Can fusion cause a nuclear accident?

No, because fusion energy production is not based on a chain reaction, as is fission. Plasma must be kept at very high temperatures with the support of external heating systems and confined by an external magnetic field. Every shift or change of the working configuration in the reactor causes the cooling of plasma or the loss of its containment; in such a case, the reactor would automatically come to a halt within a few seconds, since the process of energy production is arrested, with no effects taking place on the outside. For this reason fusion reactors are considered to be inherently safe.

Can fusion reactors be used to produce weapons?

No. Although hydrogen bombs do use fusion reactions, they require an additional fission bomb to detonate. Working conditions of a magnetically-confined fusion reactor require a limited amount of fuel in the reactor. This fuel is continuously injected and consumed; therefore there is never a sufficient amount of fuel to produce the instantaneous power required for a weapon. 

When is electricity generated through fusion expected to be available?

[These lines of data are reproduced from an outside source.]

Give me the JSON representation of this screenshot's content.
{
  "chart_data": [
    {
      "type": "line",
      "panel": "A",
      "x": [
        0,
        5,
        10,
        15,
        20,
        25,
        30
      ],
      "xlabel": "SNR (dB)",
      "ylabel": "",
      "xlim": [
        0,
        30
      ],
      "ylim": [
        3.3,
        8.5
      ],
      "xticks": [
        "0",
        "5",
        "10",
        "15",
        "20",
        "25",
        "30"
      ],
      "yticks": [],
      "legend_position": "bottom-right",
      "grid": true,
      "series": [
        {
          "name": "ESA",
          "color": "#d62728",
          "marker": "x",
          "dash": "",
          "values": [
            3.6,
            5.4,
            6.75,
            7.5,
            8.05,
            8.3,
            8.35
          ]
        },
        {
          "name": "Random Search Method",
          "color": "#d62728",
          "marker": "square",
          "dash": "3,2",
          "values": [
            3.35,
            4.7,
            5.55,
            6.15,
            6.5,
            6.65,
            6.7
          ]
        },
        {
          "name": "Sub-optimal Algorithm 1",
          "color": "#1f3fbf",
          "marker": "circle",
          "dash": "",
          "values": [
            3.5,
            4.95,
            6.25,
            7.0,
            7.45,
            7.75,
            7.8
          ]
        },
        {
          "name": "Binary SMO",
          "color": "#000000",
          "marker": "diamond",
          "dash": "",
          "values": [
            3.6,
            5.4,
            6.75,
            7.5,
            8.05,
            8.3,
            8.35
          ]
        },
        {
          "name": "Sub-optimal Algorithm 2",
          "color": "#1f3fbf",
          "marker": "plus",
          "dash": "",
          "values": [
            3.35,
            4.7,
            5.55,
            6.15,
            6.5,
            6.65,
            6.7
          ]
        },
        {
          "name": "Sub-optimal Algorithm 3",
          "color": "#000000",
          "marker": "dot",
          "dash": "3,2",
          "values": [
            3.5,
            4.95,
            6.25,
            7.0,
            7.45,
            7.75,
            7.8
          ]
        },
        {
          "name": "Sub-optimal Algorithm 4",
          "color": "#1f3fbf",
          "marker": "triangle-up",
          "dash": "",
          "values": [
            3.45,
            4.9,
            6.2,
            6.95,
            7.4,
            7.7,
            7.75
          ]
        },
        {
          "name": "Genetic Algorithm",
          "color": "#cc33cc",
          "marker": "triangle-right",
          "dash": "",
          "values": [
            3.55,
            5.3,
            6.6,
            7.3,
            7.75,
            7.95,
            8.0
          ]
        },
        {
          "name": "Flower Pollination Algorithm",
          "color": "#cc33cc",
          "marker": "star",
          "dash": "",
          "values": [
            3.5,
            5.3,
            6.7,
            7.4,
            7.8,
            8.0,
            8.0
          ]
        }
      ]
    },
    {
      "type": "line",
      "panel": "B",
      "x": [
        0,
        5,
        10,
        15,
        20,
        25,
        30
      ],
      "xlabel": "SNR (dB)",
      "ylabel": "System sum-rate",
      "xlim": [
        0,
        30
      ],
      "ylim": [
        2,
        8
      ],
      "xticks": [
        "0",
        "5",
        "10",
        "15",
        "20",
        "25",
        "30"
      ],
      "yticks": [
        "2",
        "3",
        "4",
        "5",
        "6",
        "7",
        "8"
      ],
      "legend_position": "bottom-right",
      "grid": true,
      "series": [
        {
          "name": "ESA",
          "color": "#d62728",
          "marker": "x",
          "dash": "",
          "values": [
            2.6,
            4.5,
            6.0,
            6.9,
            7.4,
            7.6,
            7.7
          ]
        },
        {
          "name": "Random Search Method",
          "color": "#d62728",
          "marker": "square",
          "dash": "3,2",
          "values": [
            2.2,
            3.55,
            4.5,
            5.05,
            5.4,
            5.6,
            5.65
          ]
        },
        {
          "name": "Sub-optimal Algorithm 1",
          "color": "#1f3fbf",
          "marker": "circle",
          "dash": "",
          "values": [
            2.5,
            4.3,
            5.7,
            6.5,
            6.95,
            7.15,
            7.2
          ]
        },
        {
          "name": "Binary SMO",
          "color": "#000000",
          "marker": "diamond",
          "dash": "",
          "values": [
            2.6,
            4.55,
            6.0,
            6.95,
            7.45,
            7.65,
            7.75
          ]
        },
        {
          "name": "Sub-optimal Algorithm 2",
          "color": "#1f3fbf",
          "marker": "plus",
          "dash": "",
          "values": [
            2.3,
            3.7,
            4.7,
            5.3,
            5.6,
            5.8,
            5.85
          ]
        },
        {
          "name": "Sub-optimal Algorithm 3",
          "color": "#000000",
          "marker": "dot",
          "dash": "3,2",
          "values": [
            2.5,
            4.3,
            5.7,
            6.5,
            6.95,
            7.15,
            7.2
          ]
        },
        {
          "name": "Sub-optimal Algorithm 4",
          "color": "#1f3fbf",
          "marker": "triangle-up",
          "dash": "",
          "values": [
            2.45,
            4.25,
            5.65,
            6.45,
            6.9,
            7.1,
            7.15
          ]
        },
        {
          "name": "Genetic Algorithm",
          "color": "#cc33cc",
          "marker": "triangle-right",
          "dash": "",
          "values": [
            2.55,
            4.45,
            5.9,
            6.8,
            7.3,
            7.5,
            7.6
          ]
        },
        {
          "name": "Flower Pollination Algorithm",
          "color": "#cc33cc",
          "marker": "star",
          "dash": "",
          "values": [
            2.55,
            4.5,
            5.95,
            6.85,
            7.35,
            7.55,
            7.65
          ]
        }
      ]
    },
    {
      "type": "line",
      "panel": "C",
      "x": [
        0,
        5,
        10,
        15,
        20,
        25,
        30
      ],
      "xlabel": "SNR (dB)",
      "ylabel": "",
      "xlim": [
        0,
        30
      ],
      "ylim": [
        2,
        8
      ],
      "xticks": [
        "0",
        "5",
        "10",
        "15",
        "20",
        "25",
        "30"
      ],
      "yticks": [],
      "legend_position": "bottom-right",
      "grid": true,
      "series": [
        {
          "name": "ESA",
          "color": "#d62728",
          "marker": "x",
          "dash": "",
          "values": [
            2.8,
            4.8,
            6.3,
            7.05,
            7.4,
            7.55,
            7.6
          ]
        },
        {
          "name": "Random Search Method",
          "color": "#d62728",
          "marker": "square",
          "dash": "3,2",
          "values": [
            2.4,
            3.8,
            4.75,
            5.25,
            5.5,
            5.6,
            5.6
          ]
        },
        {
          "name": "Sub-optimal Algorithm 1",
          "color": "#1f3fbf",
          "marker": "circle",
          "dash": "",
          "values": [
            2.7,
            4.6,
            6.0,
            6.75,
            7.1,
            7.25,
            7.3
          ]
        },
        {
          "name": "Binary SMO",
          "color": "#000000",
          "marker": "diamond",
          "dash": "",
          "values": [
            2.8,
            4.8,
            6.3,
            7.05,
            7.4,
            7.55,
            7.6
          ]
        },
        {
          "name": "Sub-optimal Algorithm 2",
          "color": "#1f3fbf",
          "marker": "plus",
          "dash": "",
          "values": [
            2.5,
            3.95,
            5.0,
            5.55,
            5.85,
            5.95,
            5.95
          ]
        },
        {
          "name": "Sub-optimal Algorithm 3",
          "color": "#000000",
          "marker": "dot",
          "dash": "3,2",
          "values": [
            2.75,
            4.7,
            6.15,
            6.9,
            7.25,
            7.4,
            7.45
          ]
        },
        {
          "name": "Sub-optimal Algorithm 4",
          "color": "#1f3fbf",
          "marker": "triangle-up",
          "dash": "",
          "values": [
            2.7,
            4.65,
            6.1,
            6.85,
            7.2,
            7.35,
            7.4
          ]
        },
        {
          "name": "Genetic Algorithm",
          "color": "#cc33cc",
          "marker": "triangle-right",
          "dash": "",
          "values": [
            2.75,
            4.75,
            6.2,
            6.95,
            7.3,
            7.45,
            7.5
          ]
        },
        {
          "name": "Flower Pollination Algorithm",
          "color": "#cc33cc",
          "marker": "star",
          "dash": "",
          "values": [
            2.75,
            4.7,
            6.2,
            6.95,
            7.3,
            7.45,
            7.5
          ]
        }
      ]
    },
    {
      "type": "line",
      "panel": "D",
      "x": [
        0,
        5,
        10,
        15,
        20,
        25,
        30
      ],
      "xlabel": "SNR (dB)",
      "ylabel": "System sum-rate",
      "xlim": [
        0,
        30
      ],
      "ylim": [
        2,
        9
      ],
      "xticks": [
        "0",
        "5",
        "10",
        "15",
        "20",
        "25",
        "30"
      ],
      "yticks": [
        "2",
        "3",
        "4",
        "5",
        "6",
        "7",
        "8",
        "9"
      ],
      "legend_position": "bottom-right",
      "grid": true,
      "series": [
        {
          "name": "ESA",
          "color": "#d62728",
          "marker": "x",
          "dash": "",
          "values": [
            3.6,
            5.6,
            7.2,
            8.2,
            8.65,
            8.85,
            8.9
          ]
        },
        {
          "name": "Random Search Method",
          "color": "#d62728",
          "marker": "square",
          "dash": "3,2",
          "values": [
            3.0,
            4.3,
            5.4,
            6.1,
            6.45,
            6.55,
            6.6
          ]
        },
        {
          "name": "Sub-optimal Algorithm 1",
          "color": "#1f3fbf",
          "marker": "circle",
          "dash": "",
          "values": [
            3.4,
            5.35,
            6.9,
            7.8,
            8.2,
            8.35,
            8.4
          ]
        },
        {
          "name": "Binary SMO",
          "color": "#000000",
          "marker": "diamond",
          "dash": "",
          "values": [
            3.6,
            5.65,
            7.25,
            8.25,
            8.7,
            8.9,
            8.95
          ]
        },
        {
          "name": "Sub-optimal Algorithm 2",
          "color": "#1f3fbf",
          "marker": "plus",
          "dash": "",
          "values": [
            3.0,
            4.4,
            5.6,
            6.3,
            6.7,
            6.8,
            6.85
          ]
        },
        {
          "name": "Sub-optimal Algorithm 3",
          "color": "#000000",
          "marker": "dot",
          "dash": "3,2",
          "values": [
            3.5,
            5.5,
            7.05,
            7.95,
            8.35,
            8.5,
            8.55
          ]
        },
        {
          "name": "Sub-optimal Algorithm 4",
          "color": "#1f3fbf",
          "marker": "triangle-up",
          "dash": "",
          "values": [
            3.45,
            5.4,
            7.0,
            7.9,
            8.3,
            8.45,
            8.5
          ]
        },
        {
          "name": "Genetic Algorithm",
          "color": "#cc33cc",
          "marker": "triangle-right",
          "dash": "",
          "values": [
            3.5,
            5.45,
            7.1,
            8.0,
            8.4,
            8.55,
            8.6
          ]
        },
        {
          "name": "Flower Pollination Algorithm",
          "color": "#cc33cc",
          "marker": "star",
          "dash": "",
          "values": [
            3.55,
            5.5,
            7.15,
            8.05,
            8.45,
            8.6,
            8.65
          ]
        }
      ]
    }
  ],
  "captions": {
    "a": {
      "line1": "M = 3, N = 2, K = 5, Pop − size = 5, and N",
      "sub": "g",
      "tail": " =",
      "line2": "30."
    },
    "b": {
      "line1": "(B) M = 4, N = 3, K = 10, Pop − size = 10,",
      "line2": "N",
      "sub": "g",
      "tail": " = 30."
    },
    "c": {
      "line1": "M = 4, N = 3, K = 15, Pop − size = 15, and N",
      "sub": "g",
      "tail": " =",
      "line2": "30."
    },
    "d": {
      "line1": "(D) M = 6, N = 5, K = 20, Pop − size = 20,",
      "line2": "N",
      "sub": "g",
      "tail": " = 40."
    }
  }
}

At present, fusion devices produce more than ten megawatts of fusion power. ITER will be capable of producing 500 megawatts of fusion power. Although this will be on the scale needed for a power station, there are still some technological issues to address before a commercial power plant can operate. A prototype of a fusion reactor (DEMO) is expected to be built by 2040. Electricity generation and exploitation is also expected to take place in the second half of the century, depending on funding and technical advancement.